For (iii), one can observe by the density of Solpr(VVI) in Sol(VVI) that

$$ \text{Sol}^{pr}\mathrm{(VVI)}\subset \mathrm{Sol(VVI)}\subset\overline {\text{Sol}^{pr}\mathrm{(VVI)}}, $$
(41)

where \(\overline {\text {Sol}^{pr}\mathrm {(VVI)}}\) is the closure of Solpr(VVI) in the Euclidean topology of \(\mathbb R^{n}\). Since Solpr(VVI) has finitely many connected components, from (41) and Lemma 1, it follows that Sol(VVI) has a finite number of connected components.

Note that, in the problem discussed in Example 4, the assumption “the set Solpr(VVI) is dense in Sol(VVI)” in Theorem 10 is satisfied.

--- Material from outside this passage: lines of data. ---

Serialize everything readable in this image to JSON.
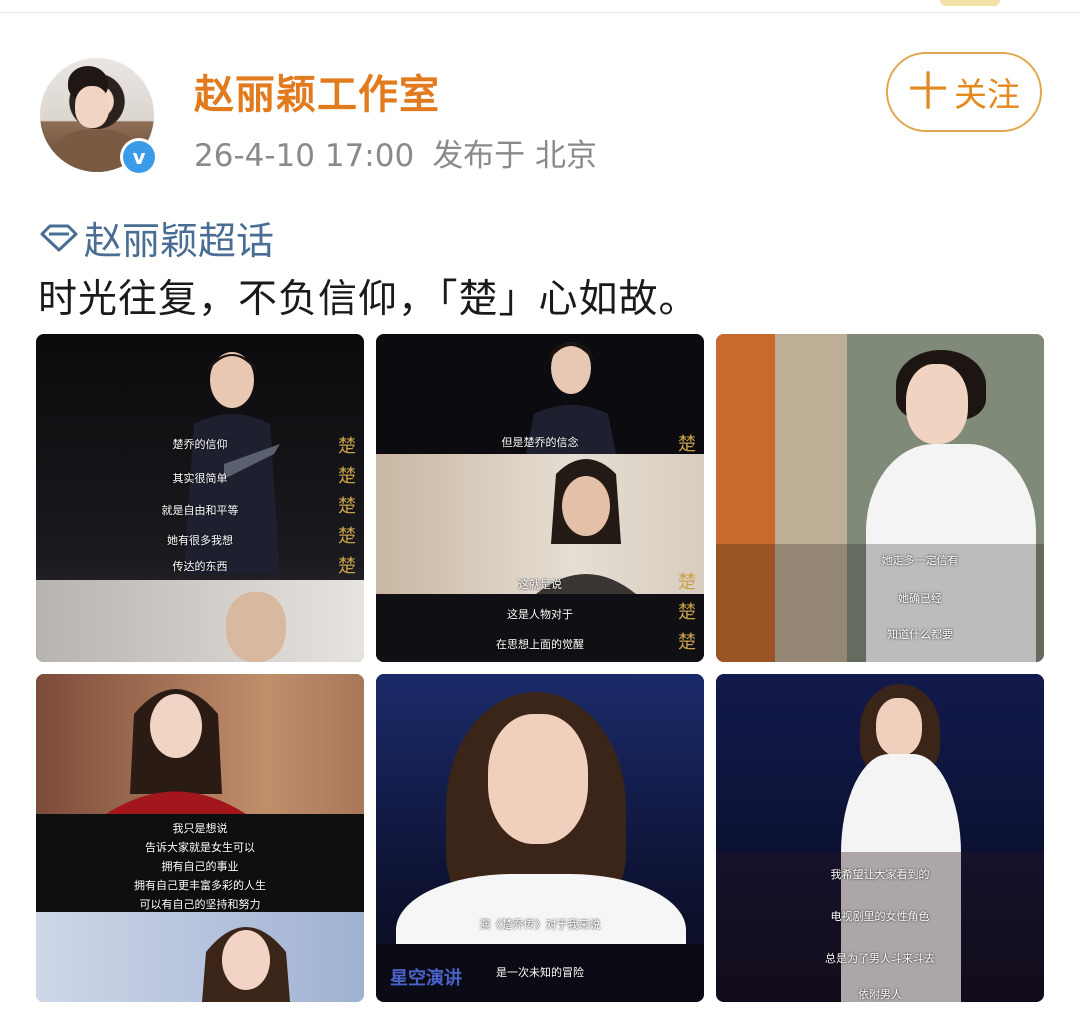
{
  "post": {
    "author": "赵丽颖工作室",
    "date": "26-4-10 17:00",
    "location": "发布于 北京",
    "follow_label": "关注",
    "follow_plus": "十",
    "verified_mark": "v",
    "topic": "赵丽颖超话",
    "text": "时光往复，不负信仰，「楚」心如故。"
  },
  "images": [
    {
      "captions": [
        "楚乔的信仰",
        "其实很简单",
        "就是自由和平等",
        "她有很多我想",
        "传达的东西"
      ],
      "logo": "楚"
    },
    {
      "captions": [
        "但是楚乔的信念",
        "这就是说",
        "这是人物对于",
        "在思想上面的觉醒"
      ],
      "logo": "楚"
    },
    {
      "captions": [
        "她走多一定信有",
        "她确已经",
        "知道什么都要"
      ]
    },
    {
      "captions": [
        "我只是想说",
        "告诉大家就是女生可以",
        "拥有自己的事业",
        "拥有自己更丰富多彩的人生",
        "可以有自己的坚持和努力"
      ]
    },
    {
      "captions": [
        "演《楚乔传》对于我来说",
        "是一次未知的冒险"
      ],
      "banner": "星空演讲"
    },
    {
      "captions": [
        "我希望让大家看到的",
        "电视剧里的女性角色",
        "总是为了男人斗来斗去",
        "依附男人"
      ]
    }
  ],
  "colors": {
    "author": "#e27a1e",
    "topic": "#4a6d94",
    "verified": "#3a9be8",
    "follow_border": "#e2a64f"
  }
}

Let \(f_{l}: \mathbb R^{n}\to \mathbb R,\ \, l=1,\dots ,m,\) be polynomial functions and let \(K\subset \mathbb R^{n}\) be given as in (34), where \(g_{i}, h_{j}\in \mathbb R[x_{1},\dots , x_{n}]\) for all i = 1, …, p, j = 1, …, s. In this setting, (VP) is called a polynomial vector optimization problem under polynomial constraints and is denoted by (pVP). The Pareto solution set, the weakly Pareto solution set, the stationary point set, and the proper stationary point set of (pVP) are abbreviated respectively to Sol(pVP), Solw(pVP), Stat(pVP), and Pr(pVP).

Theorem 11

(See [18, Theorem 4.5]) If K is convex and the assumption (a2) is fulfilled, then the following assertions are valid:

  1. (i)

    The set Stat(pVP) (resp., the set Pr(pVP)) is a semi-algebraic subset of \(\mathbb R^{n}\) (so it has finitely many connected components and each of them is a semi-algebraic subset of \(\mathbb R^{n}\));

  2. (ii)

    If all the functions f l are convex, then Sol w (pVP) is a semi-algebraic subset of \(\mathbb R^{n}\) (so it has finitely many connected components and each of them is a semi-algebraic subset of \(\mathbb R^{n}\));

  3. (iii)

    If all the functions f l are convex and the set Pr(pVP) is dense in Sol(pVP), then Sol(pVP) has a finite number of connected components.

It is clear that the assumption “the set Pr(pVP) is dense in Sol(pVP)” in Theorem 11 is satisfied for the problem described in Example 5.